July 2, 2019 — 3:42 PM
terribleminds says:
Wow, thank you!
July 3, 2019 — 8:21 AM
KATHRYN says:
Chuck,
I have followed you on twitter for some time and enjoy your commentary and your foxes. This is my first time reading one of your books and when I am finished Wanderers I will be catching up. I am delighted by the simple way you convey complex constructs. You are a talented wordsmith with an elegant voice.
Thank you for the joy of discovering a whole world of work I can be excited about.
Kathryn
July 2, 2019 — 4:03 PM
terribleminds says:
Enjoy, Kathryn!
July 3, 2019 — 8:21 AM
Ness says:
My copy came early and this book has kept me up far later than I have any right to be every night for nearly a week. HOW DARE YOU WRITE SUCH A COMPELLING BOOK. Anyway, I love it so far (just passed the halfway point and OOF) and my only regret is that I don’t read fast enough to already be finished.
July 2, 2019 — 6:32 PM
terribleminds says:
I AM A MONSTER
July 3, 2019 — 8:22 AM
Applebranch says:
I don’t know anything about you but I will now go out and buy your book because of this post.
July 3, 2019 — 10:37 AM
terribleminds says:
I’ll take it. Thanks!
July 3, 2019 — 10:42 AM
KungFuGirl says:
I just bought this last night, and am looking forward to sitting down for a good, long read … This is my ”intro” to your writing, and having read this blog post, I’m excited. 🙂
July 3, 2019 — 6:51 PM
Kathleen The Writer says:
At first I was like, “that was one of the worst blog posts about writing I’ve ever read. Meandering, without pupose or coherent thought. I think he threw darts at the dictionary and called them sentences.” Then I read it again. And finally a third time. And I totally get it, especially the big and wiggly and the character being off. Can’t wait to read the book to see how the process delivered.
July 3, 2019 — 9:56 PM
babbitman says:
It’s on my list to buy – gonna get it when it comes out in the UK (surely any day now?)
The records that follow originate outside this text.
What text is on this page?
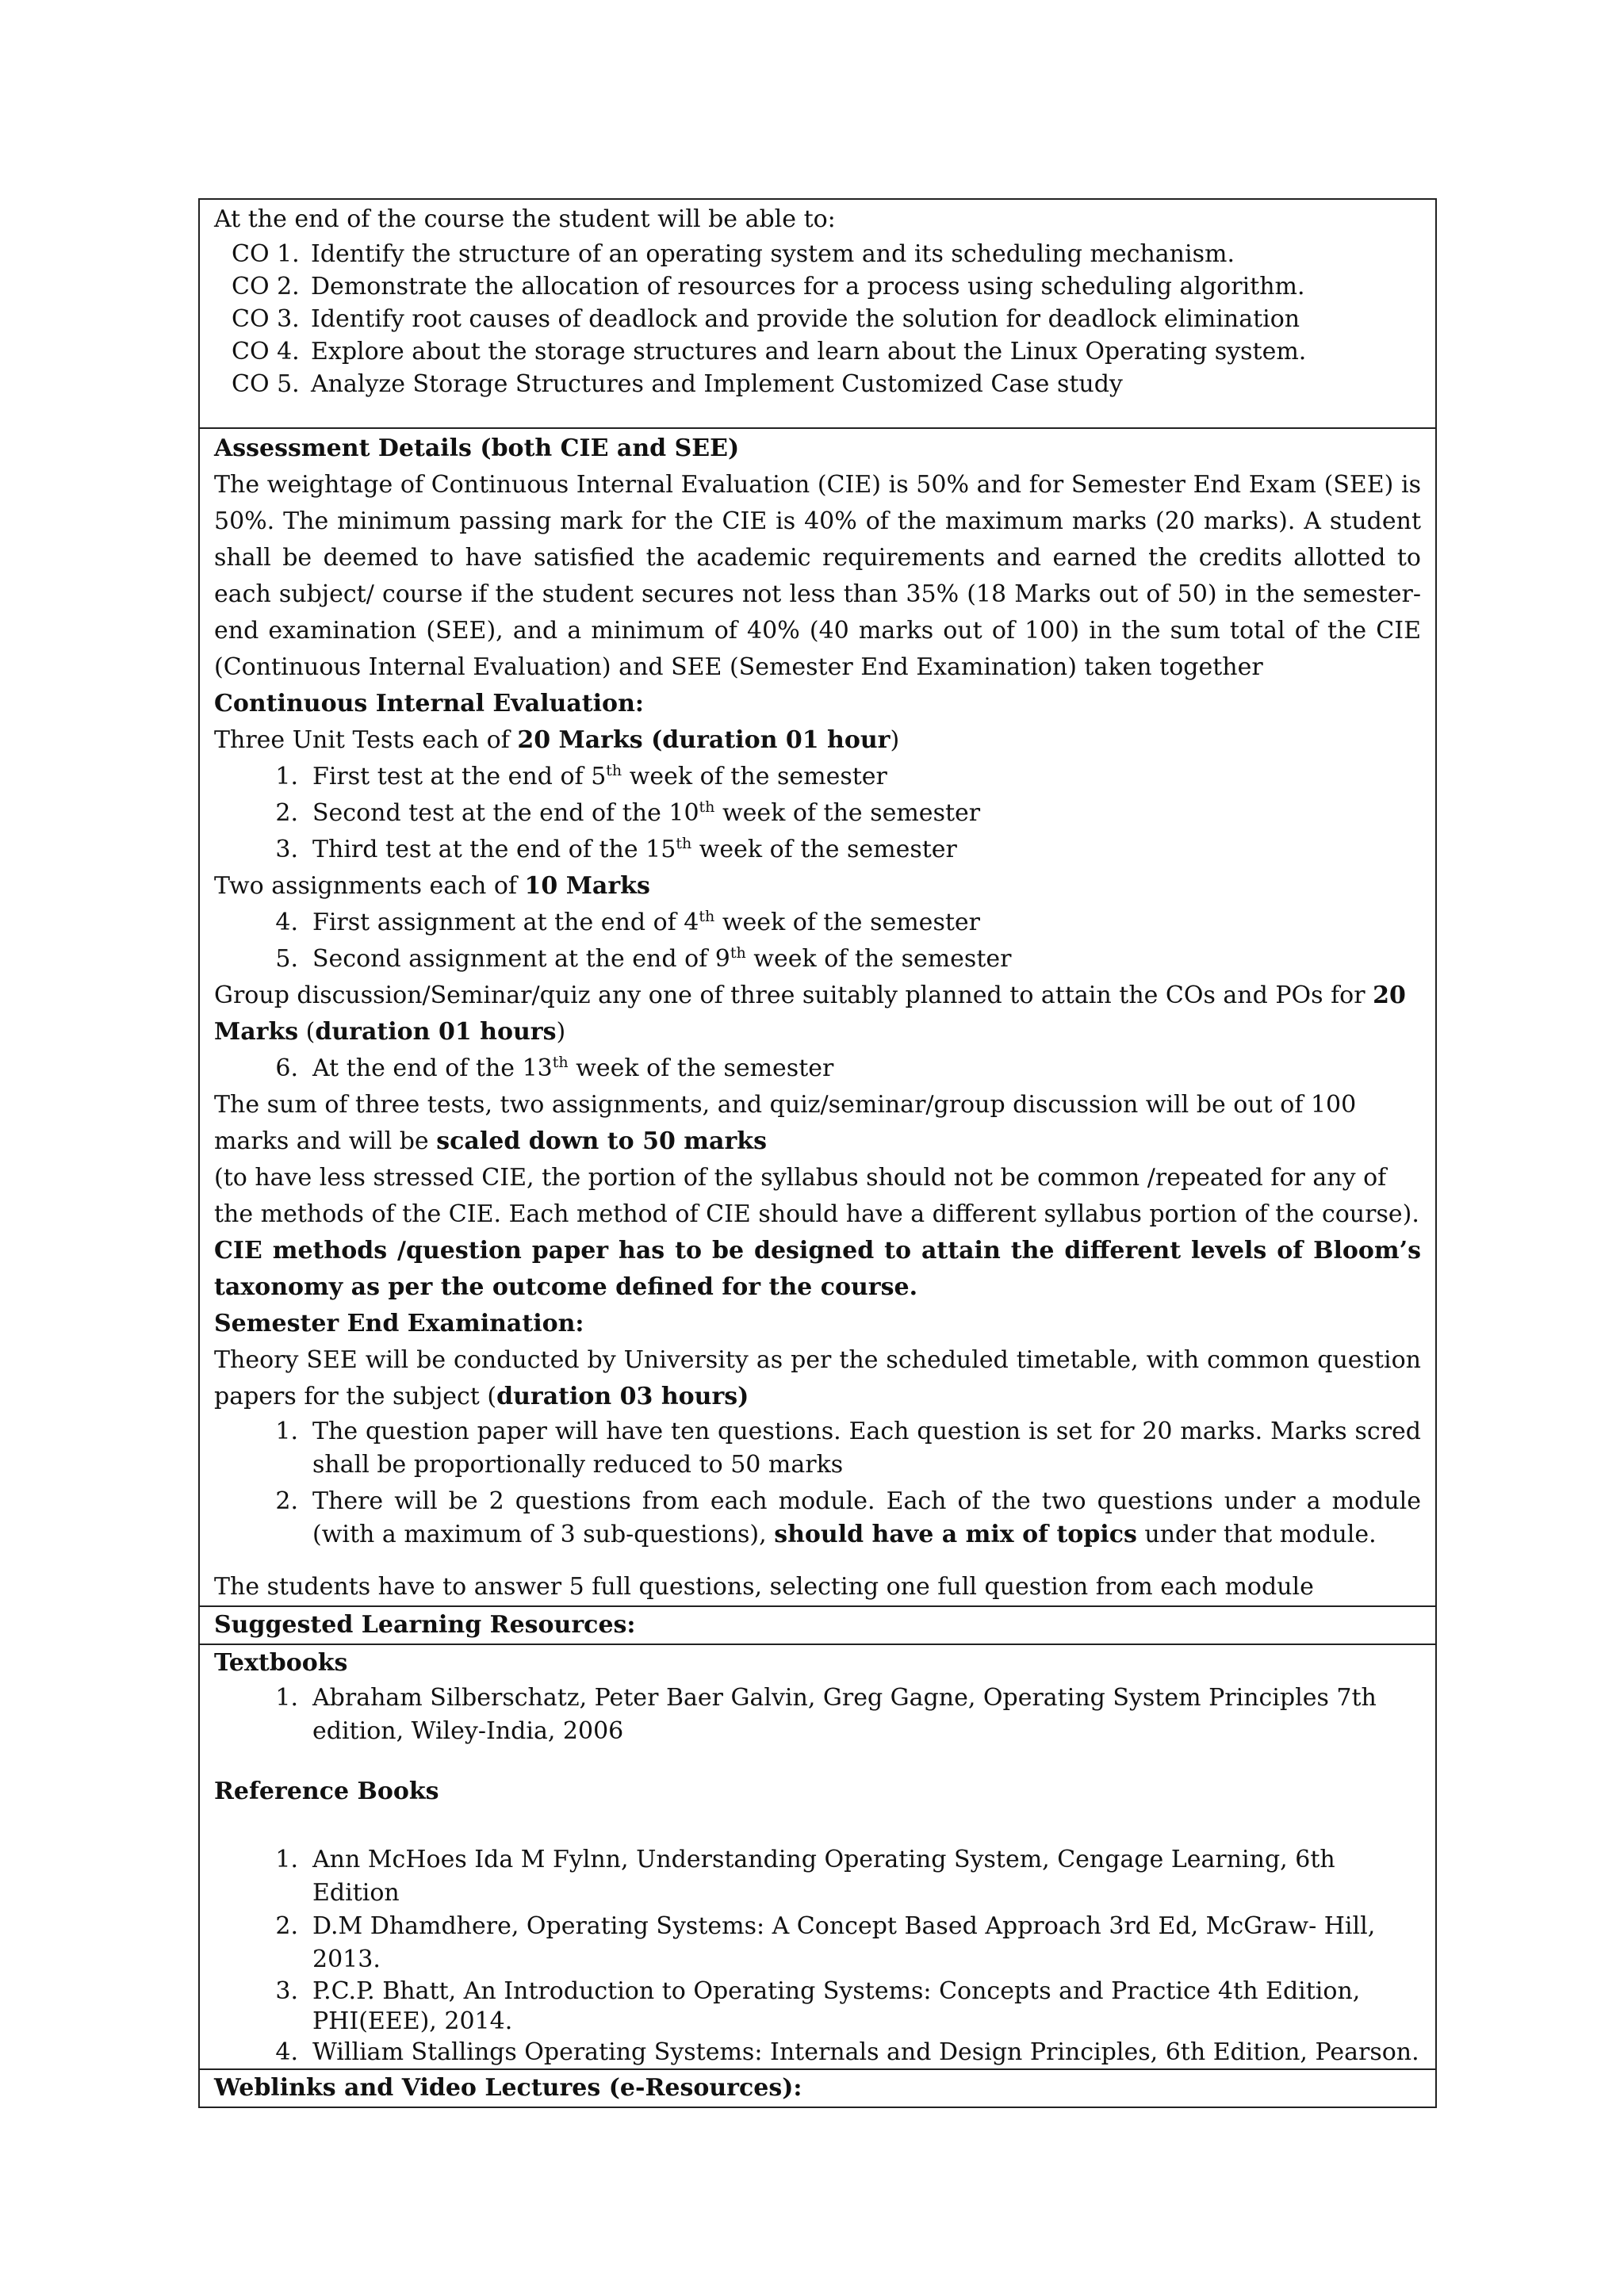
At the end of the course the student will be able to:

CO 1. Identify the structure of an operating system and its scheduling mechanism.
CO 2. Demonstrate the allocation of resources for a process using scheduling algorithm.
CO 3. Identify root causes of deadlock and provide the solution for deadlock elimination
CO 4. Explore about the storage structures and learn about the Linux Operating system.
CO 5. Analyze Storage Structures and Implement Customized Case study

Assessment Details (both CIE and SEE)

The weightage of Continuous Internal Evaluation (CIE) is 50% and for Semester End Exam (SEE) is 50%. The minimum passing mark for the CIE is 40% of the maximum marks (20 marks). A student shall be deemed to have satisfied the academic requirements and earned the credits allotted to each subject/ course if the student secures not less than 35% (18 Marks out of 50) in the semester-end examination (SEE), and a minimum of 40% (40 marks out of 100) in the sum total of the CIE (Continuous Internal Evaluation) and SEE (Semester End Examination) taken together

Continuous Internal Evaluation:

Three Unit Tests each of 20 Marks (duration 01 hour)

1. First test at the end of 5th week of the semester
2. Second test at the end of the 10th week of the semester
3. Third test at the end of the 15th week of the semester

Two assignments each of 10 Marks

4. First assignment at the end of 4th week of the semester
5. Second assignment at the end of 9th week of the semester

Group discussion/Seminar/quiz any one of three suitably planned to attain the COs and POs for 20 Marks (duration 01 hours)

6. At the end of the 13th week of the semester

The sum of three tests, two assignments, and quiz/seminar/group discussion will be out of 100 marks and will be scaled down to 50 marks

(to have less stressed CIE, the portion of the syllabus should not be common /repeated for any of the methods of the CIE. Each method of CIE should have a different syllabus portion of the course).

CIE methods /question paper has to be designed to attain the different levels of Bloom’s taxonomy as per the outcome defined for the course.

Semester End Examination:

Theory SEE will be conducted by University as per the scheduled timetable, with common question papers for the subject (duration 03 hours)

1. The question paper will have ten questions. Each question is set for 20 marks. Marks scred shall be proportionally reduced to 50 marks
2. There will be 2 questions from each module. Each of the two questions under a module (with a maximum of 3 sub-questions), should have a mix of topics under that module.

The students have to answer 5 full questions, selecting one full question from each module

Suggested Learning Resources:

Textbooks

1. Abraham Silberschatz, Peter Baer Galvin, Greg Gagne, Operating System Principles 7th edition, Wiley-India, 2006

Reference Books

1. Ann McHoes Ida M Fylnn, Understanding Operating System, Cengage Learning, 6th Edition
2. D.M Dhamdhere, Operating Systems: A Concept Based Approach 3rd Ed, McGraw- Hill, 2013.
3. P.C.P. Bhatt, An Introduction to Operating Systems: Concepts and Practice 4th Edition, PHI(EEE), 2014.
4. William Stallings Operating Systems: Internals and Design Principles, 6th Edition, Pearson.

Weblinks and Video Lectures (e-Resources):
Anyway, really interesting that your method for Wanderers was ‘unusual’ (as in ‘not what you usually do’, rather than ‘strange’ or ‘weird’ like writing with jam in your socks or something’). I joined a writing group to get into condition to write the novel I’ve wanted to write for over a decade. Turns out I’m writing a completely different novel & using the monthly prompts from the group to guide the damn thing. And the funny thing is that it’s working.
All hail Doing Things Differently 🙂
July 6, 2019 — 5:09 PM
Willow Croft says:
Cool this post was also linked via a newsletter I get…the LitHub. 🙂
July 7, 2019 — 7:13 AM
ingmarhek says:
There are 800 page books that feel like a 300 page books because they read fast (you keep flipping those pages). Then there are 300 pages book who are a chore to finish and feel like an 800 page novel.
Your past books have been past reads. I am sure this one will be too,
“A good editor is gold”. I agree. Some writers dislike their editors. What they fail to realize is the editor is their ally.
Glad you are balancing the dark elements with light. As readers, we thank you.
I am buying it.
~Ingmar Albizu
July 22, 2019 — 8:05 PM
Jeff Nichols says:
I’ve discovered your blog and your books recently, and I’m very happy about it. I will say that here in Feb 2021 Wanders is freaking me the fuck out. The parallels and details are just…too much. But I’m 70% finished with it and I love it.